Beta = matrix(data=c(10, 0.1, 0.1, 1.0), ncol=2, nrow=2)
nH = 0.2
nL = 0.8
IH0 = 1e-5
IL0 = 0

gamma = 1

p = list(Beta=Beta, gamma=gamma, nH=nH, nL=nL)

y0 = c(IH0, IL0)

#Running the ode integrator

steps= 10;
t = seq(from=0, to=30, by=.01);
out = ode(y=y0, times=t, func=STDMod, parms=p);

My understanding is that the 'out' matrix would be the values of the STDmod
function at each time step, given the initial values of the state parameters
IH and IL.  However, for the very first time step, I am getting a value
different than what the derivative and the initial values add up to.

My output:
<http://r.789695.n4.nabble.com/file/n4707448/ROutput.png> 

but 'IH0' + 'the value of dIH.dt = Beta[1,1]*(nH-IH)*IH +
Beta[1,2]*(nH-IH)*IL - gamma*IH for timestep one' = 1.999e-5.  Is there
something that I am missing?  I am hoping to use this for more complicated
derivatives, but I want to make sure I am using the package correctly first.

Thanks!



--
View this message in context: http://r.789695.n4.nabble.com/deSolve-ODE-Output-Question-tp4707448.html
Sent from the R help mailing list archive at Nabble.com.
#
On May 20, 2015, at 6:45 AM, walke554 wrote:

            
My reading of the returned value from a call to ode is that it is not the values returned by the 'func'-function which only contain the derivative vectors, but rather the integrated values. That is what you are seeing in any case.
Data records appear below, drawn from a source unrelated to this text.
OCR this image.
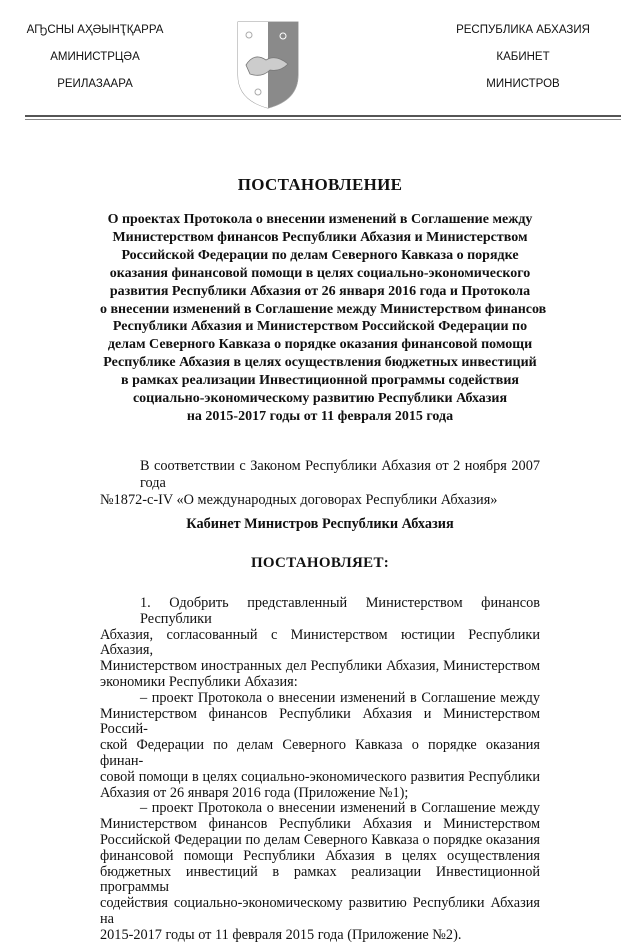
АҦСНЫ АҲӘЫНҬҚАРРА
АМИНИСТРЦӘА
РЕИЛАЗААРА
РЕСПУБЛИКА АБХАЗИЯ
КАБИНЕТ
МИНИСТРОВ
ПОСТАНОВЛЕНИЕ
О проектах Протокола о внесении изменений в Соглашение между
Министерством финансов Республики Абхазия и Министерством
Российской Федерации по делам Северного Кавказа о порядке
оказания финансовой помощи в целях социально-экономического
развития Республики Абхазия от 26 января 2016 года и Протокола
о внесении изменений в Соглашение между Министерством финансов
Республики Абхазия и Министерством Российской Федерации по
делам Северного Кавказа о порядке оказания финансовой помощи
Республике Абхазия в целях осуществления бюджетных инвестиций
в рамках реализации Инвестиционной программы содействия
социально-экономическому развитию Республики Абхазия
на 2015-2017 годы от 11 февраля 2015 года
В соответствии с Законом Республики Абхазия от 2 ноября 2007 года
№1872-с-IV «О международных договорах Республики Абхазия»
Кабинет Министров Республики Абхазия
ПОСТАНОВЛЯЕТ:
1. Одобрить представленный Министерством финансов Республики
Абхазия, согласованный с Министерством юстиции Республики Абхазия,
Министерством иностранных дел Республики Абхазия, Министерством
экономики Республики Абхазия:
– проект Протокола о внесении изменений в Соглашение между
Министерством финансов Республики Абхазия и Министерством Россий-
ской Федерации по делам Северного Кавказа о порядке оказания финан-
совой помощи в целях социально-экономического развития Республики
Абхазия от 26 января 2016 года (Приложение №1);
– проект Протокола о внесении изменений в Соглашение между
Министерством финансов Республики Абхазия и Министерством
Российской Федерации по делам Северного Кавказа о порядке оказания
финансовой помощи Республики Абхазия в целях осуществления
бюджетных инвестиций в рамках реализации Инвестиционной программы
содействия социально-экономическому развитию Республики Абхазия на
2015-2017 годы от 11 февраля 2015 года (Приложение №2).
You need to remember that integrators calculate the derivative and then further multiply by the "dt" increment which in your case will make the incremental values one-hundredth of the value you calculated by hand below.  (Basic calculus.)
I normally also respond to the list and the questioner but have gotten an annoying number of bounces from Nabble users so am not responding directly.